Sharon Merrill lives in Minneapolis. She has lived and/or worked (as a teacher) in a number of places around the world, including Taiwan, Turkey, Japan and England. It was while she was in England a few years ago that she heard about the charity Educate the Kids. She’d always wanted to go to Africa…
“I’d planned to work for an NGO or do something like that, so the chance to go to Kenya and do some work with Educate the Kids came at the right time. I just bought a ticket, knowing there was something I could do but not quite sure what it would be. Then I arrived at the Educate the Kids school…
“I had previously taught every grade in the States and been to less-developed countries and in schools overseas, but I had never seen a school surrounded by such poverty. However, from the moment I stepped over the threshold I was bowled over by their joy and friendliness.
“I think we tend to forget that for them this level of poverty is all they have experienced, so although it looks strange to us it’s how normal people live as far as they are concerned. That said, they understand that going to the school and getting an education is a way to do things better and give them a chance to escape their poverty.

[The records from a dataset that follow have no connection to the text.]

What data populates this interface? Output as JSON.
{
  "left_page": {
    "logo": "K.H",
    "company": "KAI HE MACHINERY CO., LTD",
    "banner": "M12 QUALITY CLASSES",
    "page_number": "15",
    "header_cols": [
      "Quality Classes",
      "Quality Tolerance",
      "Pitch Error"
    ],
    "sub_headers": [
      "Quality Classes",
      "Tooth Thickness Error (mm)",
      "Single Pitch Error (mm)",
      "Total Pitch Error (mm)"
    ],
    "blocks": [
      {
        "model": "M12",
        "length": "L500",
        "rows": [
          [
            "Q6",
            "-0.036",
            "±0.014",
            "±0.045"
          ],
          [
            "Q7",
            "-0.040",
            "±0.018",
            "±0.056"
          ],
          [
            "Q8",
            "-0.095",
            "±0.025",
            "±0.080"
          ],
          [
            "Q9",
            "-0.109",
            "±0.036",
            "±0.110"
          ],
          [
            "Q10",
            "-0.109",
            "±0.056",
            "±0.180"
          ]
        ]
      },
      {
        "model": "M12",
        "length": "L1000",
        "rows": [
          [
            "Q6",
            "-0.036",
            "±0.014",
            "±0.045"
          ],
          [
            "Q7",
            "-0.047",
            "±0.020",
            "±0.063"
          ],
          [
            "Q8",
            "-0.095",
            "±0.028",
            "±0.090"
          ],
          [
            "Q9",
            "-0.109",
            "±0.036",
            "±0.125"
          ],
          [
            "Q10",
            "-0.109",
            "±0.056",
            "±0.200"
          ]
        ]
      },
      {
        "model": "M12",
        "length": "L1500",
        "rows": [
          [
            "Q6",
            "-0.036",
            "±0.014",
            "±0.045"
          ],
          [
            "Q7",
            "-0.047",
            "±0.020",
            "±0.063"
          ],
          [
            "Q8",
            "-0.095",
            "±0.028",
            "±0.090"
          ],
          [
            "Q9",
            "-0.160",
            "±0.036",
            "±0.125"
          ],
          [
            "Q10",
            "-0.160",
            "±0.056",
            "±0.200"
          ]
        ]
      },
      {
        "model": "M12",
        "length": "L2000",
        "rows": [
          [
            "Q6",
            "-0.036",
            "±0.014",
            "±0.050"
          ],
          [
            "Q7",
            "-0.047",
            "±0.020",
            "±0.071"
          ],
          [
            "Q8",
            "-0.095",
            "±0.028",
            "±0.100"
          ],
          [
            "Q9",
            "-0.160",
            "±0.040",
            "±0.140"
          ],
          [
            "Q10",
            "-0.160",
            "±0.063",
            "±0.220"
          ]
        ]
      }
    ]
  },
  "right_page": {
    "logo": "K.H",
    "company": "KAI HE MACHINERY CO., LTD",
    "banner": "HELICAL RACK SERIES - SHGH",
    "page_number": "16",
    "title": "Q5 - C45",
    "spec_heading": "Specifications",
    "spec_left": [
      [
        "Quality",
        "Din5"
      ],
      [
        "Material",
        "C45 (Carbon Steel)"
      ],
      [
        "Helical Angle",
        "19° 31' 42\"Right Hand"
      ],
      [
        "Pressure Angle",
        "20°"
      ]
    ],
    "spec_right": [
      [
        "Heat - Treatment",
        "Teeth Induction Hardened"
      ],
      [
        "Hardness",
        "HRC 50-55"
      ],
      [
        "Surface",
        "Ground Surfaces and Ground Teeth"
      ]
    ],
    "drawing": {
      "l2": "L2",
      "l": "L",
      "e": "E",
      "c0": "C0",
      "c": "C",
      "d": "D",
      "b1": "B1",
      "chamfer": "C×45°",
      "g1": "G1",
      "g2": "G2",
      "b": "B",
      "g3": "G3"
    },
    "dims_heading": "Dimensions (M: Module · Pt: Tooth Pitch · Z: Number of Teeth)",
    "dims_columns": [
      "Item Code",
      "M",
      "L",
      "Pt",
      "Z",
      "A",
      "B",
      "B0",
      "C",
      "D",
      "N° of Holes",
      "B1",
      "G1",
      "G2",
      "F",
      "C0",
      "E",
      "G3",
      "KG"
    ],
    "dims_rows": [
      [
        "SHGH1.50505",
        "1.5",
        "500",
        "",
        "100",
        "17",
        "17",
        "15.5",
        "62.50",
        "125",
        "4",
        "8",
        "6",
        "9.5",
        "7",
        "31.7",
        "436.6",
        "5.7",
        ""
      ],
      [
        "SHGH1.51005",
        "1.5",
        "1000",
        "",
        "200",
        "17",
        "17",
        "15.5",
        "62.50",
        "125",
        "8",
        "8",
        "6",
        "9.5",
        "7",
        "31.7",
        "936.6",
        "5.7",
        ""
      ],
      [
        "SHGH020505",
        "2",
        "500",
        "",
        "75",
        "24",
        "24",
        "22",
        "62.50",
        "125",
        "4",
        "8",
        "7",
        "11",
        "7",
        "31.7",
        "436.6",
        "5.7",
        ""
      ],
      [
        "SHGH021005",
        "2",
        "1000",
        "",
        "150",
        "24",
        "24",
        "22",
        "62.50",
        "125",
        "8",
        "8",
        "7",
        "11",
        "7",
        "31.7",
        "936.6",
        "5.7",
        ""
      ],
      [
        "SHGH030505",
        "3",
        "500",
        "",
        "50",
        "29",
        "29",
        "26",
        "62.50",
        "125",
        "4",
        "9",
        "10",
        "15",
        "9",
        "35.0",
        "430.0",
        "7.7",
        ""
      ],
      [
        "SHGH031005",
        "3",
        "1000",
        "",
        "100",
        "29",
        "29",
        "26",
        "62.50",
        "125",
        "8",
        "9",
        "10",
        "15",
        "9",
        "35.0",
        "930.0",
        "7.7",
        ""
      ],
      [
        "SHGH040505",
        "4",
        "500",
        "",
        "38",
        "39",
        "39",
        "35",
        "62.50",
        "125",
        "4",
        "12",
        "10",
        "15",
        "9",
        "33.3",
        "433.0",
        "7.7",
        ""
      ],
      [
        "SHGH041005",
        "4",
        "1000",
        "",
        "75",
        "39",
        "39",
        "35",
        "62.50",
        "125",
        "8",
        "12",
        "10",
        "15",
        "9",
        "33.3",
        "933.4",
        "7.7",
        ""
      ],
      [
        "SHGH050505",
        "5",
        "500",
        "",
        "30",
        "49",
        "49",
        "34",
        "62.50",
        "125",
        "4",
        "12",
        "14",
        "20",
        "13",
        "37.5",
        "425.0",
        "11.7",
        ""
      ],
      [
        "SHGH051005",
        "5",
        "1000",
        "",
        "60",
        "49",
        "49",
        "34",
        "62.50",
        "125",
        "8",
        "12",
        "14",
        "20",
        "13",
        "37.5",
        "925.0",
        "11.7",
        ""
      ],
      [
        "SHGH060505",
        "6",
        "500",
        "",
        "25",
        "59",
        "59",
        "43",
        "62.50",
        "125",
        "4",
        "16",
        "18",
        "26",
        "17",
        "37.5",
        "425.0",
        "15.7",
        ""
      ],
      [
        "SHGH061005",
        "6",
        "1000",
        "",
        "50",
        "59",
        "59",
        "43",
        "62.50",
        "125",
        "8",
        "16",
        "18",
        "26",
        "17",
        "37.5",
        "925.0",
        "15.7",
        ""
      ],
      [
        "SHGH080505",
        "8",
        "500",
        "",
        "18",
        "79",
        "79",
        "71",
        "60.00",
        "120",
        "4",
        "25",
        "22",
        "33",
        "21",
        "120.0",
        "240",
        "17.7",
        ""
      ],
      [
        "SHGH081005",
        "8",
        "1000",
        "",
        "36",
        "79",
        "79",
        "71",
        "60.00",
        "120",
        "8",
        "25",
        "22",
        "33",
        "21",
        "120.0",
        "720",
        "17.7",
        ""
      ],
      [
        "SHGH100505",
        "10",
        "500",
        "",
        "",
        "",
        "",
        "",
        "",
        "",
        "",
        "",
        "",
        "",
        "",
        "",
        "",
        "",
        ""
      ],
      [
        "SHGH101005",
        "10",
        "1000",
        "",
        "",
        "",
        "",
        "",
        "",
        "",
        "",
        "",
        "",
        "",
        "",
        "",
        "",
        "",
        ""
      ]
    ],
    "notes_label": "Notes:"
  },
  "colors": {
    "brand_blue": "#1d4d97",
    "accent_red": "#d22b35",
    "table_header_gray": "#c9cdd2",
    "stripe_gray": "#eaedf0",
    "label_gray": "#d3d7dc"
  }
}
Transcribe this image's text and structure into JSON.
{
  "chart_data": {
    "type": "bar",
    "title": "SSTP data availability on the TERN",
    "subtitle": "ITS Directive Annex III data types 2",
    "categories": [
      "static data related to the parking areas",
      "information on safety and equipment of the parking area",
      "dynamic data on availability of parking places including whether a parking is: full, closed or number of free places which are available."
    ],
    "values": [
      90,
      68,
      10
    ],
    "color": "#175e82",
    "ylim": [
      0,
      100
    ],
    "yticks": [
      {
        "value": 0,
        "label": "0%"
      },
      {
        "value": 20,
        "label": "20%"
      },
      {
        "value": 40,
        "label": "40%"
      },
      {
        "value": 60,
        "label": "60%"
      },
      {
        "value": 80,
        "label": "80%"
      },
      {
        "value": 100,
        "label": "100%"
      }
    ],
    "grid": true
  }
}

“One thing I quickly noticed is how much the kids look after each other. One girl had broken her shoe and lots of other children gathered round to help her. They didn’t go to find a teacher, they tried to figure out themselves how to help their friend. Here, in the States, most kids wouldn’t have noticed someone with a broken shoe.
“You asked, ‘how can we learn from this?’ Well, I think that going to Kenya to work at the school improves one’s sense of community. You can see this in the way all those who go out to help work together and how the experience changes them. For example, this summer, I took my friend’s 18-year old son to Kenya and it was interesting to watch this teenage boy (pictured) become almost like a father to these Kenyan kids.
“You ask if the American approach to charity is the same as the UK. Americans are becoming more aware of how many dollars charities spend on their own staff, marketing and admin rather than on the actual work of the charity. I think that’s the same in the UK, but the one big difference here is that giving to US charities is tax deductible but giving to overseas ones is not. Getting US registration for the charity will mean that Americans can claim back their tax on donations to Educate the Kids. I’m a lawyer and I’m working with Maureen (the founder of the charity) to try to sort this out.
“I’ve seen ads on TV for charities that are similar to Educate the Kids, but which spend far more on admin and overheads (not to mention TV ads!). I tell friends in the US – “Look how we’re doing this – look what Maureen and Yvonne (Maureen’s daughter) do, it’s their money they spend, there is not a cent spent on admin or marketing, it’s all done by volunteers. The fact that people will invest their own money to go and do great work in Kenya is amazing. I don’t know any other charitable organization that says, ‘come and spend your money and we’ll let you help us!” I think this approach really will interest a lot of Americans and that we can get more of them interested in becoming involved and sponsoring students.
“It’s different from anything I know here but I am convinced there are others in the US who would join me if they knew just how great this charity is and how important it is to the children in Kenya. When I speak to my friends here, I tell them that Kenyans are just like us. Although they live in a different place and look different, they are just like us, they play the same games, the mums love their kids and, despite the enormous differences in wealth, the greatest thing about Educate the Kids is seeing what we all have in common. Rather than saying ‘they are different and because of that are deserving of our charity,’ we should say ‘they are the same as us and therefore deserving of our love.”